Early in February, fighting surrounding the town broke out as elders in three Somaliland provinces, including Sool Province, where Lascanood is situated, declared their desire to re-join Somalia and published a declaration vowing support for the federal government of Somalia.
4.5 million people live in the region of Somaliland, which declared its independence from Somalia in 1991.
Yet, despite the fact that Somaliland prints its own money, issues its own passports, and chooses its own government, its bid for statehood has gone unrecognised, leaving it impoverished and isolated globally.
On February 10, Somaliland’s government declared a cease-fire, although both parties in the war accused one another of breaking it.

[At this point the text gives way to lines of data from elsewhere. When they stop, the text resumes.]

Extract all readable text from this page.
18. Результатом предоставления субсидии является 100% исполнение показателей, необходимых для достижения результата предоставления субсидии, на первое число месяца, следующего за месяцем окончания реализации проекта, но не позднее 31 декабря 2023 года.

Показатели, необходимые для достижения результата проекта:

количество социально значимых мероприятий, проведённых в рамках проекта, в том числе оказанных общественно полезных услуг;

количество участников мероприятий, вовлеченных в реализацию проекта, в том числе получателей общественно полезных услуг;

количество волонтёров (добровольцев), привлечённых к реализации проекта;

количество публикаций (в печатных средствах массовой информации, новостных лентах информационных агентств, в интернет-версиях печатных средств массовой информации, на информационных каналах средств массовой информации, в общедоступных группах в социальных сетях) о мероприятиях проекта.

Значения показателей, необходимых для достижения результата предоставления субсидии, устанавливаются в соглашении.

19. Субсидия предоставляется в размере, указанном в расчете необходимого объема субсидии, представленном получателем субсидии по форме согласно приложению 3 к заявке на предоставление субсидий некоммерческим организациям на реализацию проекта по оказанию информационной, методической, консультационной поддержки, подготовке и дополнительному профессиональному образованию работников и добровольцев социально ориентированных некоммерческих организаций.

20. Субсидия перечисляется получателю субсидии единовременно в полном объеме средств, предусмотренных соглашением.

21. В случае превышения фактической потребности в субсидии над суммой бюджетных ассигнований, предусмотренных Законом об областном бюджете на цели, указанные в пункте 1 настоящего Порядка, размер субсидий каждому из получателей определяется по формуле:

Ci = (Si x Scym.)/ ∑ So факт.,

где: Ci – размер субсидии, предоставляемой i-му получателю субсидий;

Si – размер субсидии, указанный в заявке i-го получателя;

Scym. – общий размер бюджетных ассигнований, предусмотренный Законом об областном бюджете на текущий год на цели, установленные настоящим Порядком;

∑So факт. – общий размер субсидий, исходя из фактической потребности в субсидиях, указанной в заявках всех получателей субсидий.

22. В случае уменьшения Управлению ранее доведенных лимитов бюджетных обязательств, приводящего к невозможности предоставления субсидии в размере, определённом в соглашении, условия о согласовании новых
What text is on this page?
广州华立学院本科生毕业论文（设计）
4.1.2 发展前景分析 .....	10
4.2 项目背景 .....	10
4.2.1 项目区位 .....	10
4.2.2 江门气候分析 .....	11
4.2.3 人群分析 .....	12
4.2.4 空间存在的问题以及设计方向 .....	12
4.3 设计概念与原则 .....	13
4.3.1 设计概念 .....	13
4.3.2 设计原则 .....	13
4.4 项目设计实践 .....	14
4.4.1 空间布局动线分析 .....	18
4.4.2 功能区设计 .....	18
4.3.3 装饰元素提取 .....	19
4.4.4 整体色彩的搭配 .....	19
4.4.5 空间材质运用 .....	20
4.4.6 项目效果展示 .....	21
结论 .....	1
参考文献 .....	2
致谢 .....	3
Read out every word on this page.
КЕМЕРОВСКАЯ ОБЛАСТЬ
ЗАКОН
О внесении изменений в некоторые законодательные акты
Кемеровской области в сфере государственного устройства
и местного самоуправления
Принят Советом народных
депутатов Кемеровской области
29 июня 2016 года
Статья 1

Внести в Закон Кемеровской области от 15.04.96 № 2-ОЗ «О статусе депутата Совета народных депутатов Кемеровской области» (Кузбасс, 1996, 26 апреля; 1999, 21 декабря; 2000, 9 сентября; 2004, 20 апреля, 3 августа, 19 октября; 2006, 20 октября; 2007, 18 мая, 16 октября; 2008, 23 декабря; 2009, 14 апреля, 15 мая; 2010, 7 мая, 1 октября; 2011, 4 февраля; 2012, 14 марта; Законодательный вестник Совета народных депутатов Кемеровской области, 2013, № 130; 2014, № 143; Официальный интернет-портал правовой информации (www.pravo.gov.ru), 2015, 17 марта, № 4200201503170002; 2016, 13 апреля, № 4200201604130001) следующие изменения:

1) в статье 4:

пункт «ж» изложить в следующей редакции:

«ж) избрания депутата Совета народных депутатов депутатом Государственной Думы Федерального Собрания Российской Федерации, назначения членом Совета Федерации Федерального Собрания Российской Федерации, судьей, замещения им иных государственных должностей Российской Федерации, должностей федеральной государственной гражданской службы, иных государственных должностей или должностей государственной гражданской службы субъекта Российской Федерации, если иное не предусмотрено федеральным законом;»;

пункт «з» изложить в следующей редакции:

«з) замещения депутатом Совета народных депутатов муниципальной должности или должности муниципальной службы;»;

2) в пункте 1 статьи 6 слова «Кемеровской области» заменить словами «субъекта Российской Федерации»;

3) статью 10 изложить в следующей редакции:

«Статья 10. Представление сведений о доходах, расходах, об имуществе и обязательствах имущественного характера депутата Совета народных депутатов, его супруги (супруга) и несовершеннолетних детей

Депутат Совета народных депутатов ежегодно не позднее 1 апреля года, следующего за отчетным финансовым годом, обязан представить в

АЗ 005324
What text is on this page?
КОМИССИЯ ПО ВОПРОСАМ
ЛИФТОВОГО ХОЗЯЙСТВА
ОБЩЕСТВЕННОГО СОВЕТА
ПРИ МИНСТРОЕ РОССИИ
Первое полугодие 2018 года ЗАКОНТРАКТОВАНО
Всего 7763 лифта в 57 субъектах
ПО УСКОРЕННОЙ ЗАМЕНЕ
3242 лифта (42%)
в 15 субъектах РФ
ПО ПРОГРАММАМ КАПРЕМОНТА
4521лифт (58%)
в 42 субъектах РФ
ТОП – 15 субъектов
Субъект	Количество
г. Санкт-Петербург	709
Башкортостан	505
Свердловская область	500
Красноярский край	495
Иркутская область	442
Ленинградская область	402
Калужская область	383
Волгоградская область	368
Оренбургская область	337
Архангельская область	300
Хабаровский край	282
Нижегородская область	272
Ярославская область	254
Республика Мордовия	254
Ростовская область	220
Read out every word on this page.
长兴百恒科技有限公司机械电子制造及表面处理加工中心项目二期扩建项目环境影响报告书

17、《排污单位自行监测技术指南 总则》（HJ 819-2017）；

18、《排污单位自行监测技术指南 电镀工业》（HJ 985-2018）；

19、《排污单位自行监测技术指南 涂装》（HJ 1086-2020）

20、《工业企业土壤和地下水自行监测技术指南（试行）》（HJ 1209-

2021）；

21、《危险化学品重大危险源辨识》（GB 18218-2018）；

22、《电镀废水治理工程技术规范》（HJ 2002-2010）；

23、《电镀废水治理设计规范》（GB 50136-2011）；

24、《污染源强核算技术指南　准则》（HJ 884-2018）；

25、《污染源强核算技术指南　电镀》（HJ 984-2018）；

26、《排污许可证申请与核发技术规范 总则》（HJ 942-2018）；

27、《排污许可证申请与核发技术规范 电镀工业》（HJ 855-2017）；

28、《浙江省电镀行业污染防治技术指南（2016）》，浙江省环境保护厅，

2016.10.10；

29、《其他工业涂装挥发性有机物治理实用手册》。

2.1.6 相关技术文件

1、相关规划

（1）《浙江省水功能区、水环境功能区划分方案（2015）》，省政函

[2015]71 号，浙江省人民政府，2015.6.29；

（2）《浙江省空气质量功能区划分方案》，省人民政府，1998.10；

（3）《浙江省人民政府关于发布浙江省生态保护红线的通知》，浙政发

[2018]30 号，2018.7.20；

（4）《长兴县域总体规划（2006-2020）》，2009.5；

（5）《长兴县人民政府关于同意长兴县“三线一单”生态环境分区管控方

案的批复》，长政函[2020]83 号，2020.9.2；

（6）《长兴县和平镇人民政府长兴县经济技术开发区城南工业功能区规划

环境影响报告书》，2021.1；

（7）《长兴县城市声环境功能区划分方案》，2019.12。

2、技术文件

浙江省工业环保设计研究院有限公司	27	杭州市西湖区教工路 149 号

Ahmed Mohamed Hassan, director of the main hospital in Lascanood, told newsmen last week that the medical facility had been bombarded.
“They have destroyed the electricity system of the hospital, the oxygen system, the blood bank, the office of the human resources and other parts of the hospital building,” he told reporters.
Via associated media, Somaliland denied being involved in the attacks on the hospitals and schools in Lascanood.
The UN said last week that more than 185,000 people had been forced from their homes as a result of the fighting, and relief workers were finding it difficult to respond to the crisis due to a lack of resources.
According to a statement from the UN’s Office for the Coordination of Humanitarian Affairs, women and children made up an estimated 89 percent of the displaced population. According to reports, many people were looking for cover under trees or in the closed schools.
In addition to those displaced inside Somaliland, more than 60,000 others have fled to Ethiopia’s Somali region to escape the violence, the UN’s refugee agency said.
UN human rights chief Volker Turk this month called on authorities to conduct a “credible and impartial investigation” into the clashes and warned that they compounded the already fragile humanitarian situation in the region.